The Western Association’s pilgrimage began two days prior to the World Day of the Sick. On the first day after our arrival, we toured the “new” Basilica of Our Lady of Guadalupe in which Saint Juan Diego’s cactus-fiber tilma is preserved (miraculously) to this day, and we participated in the celebration of Holy Mass in the ornate “old” Basilica. After Mass, we assembled gift bags for orphaned girls, to be presented during a service project the following day. These gift bags were stocked with items brought by participants in their luggage and supplemented with goodies from the Mexican and the Guatemalan associations.
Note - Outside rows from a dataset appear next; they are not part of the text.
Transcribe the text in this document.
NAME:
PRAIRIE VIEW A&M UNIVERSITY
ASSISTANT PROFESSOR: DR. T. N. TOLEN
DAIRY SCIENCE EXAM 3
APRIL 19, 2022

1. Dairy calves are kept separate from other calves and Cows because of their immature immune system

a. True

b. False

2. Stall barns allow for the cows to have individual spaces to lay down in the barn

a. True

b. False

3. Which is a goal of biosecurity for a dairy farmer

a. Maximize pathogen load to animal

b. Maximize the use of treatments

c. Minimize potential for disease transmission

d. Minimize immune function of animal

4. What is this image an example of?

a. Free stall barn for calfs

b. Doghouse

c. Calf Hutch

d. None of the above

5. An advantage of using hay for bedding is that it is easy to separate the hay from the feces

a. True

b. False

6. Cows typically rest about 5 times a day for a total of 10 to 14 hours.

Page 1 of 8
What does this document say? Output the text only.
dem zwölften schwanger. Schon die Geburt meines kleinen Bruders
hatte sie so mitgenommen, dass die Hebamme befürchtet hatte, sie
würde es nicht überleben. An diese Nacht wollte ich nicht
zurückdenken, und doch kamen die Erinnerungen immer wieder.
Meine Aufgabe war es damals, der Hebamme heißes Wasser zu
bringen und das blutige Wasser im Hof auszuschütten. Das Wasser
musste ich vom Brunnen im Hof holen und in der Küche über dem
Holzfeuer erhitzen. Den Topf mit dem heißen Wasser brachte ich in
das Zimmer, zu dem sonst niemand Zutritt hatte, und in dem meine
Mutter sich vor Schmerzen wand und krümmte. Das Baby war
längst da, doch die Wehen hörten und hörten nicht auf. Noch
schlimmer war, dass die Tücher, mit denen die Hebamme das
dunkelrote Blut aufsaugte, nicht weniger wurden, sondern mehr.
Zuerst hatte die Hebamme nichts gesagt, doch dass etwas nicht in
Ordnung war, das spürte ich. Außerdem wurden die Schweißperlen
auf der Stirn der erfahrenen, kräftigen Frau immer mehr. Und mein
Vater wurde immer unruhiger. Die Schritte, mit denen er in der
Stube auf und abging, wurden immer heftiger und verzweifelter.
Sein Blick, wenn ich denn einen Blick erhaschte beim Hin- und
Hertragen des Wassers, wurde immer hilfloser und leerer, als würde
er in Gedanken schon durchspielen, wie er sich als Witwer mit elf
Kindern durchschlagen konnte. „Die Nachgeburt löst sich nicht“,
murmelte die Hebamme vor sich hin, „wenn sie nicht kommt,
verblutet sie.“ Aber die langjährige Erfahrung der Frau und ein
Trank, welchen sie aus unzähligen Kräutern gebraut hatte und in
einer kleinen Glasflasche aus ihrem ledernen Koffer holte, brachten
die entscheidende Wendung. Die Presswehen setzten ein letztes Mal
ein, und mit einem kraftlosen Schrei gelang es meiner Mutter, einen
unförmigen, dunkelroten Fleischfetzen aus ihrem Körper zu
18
The service project was held at the Our Lady of Peace Orphanage in Mexico City. This orphanage is run by a vibrant order of nuns and serves girls who do not have families to care for them because of death among parents or guardians, financial hardship, or some sort of abuse. Volunteers from the Order of Malta painted a large outdoor retaining wall in the orphanage, painted benches, and worked in the kitchen. Once the work was completed, we shared a late lunch with the girls, the nuns, and other staff members. The gift bags assembled the previous day were awarded immediately after lunch. They were a big hit!
The Mass for the World Day of the Sick at the Basilica for Our Lady of Guadalupe was the highlight of the trip. The Mexican Association organizes this Mass, which is attended by approximately 12,000 faithful who are poor and sick. Some of these pilgrims walk for days to attend and camp out in tents in the main square outside the basilica. The Mexican Association organizes and pays for approximately 100 buses to transport malades to the Mass. They also hand out hundreds and hundreds of bottles of Lourdes water.
Our pilgrimage culminated on the final day with a reception hosted by His Excellency, Don Adolfo Autrey Maza, KM, who is the Consul General of Monaco to Mexico.
Participants in this pilgrimage could not help but be moved by the outpouring of faith among the thousands and thousands of malades attending the World Day of the Sick. The dedication of the Mexican Association, under the leadership of their hospitaller, Monica Cardenas Figueroa, DM, and the nuns who serve the girls at Our Lady of Peace Orphanage was at once both humbling and uplifting. Each was a small reminder of the monumental significance of the apparitions of Our Lady of Guadalupe in December 1531 to the spiritual trajectory of the Americas. As we exclaimed every morning during the pilgrimage: ¡Viva la Virgen de Guadalupe!
Thanks are due to our hosts, Michael Grace, president of the Western Association, as well as Jo Ann Vesco, chief of staff, and Michelle Navarro, pilgrimage coordinator, for Western.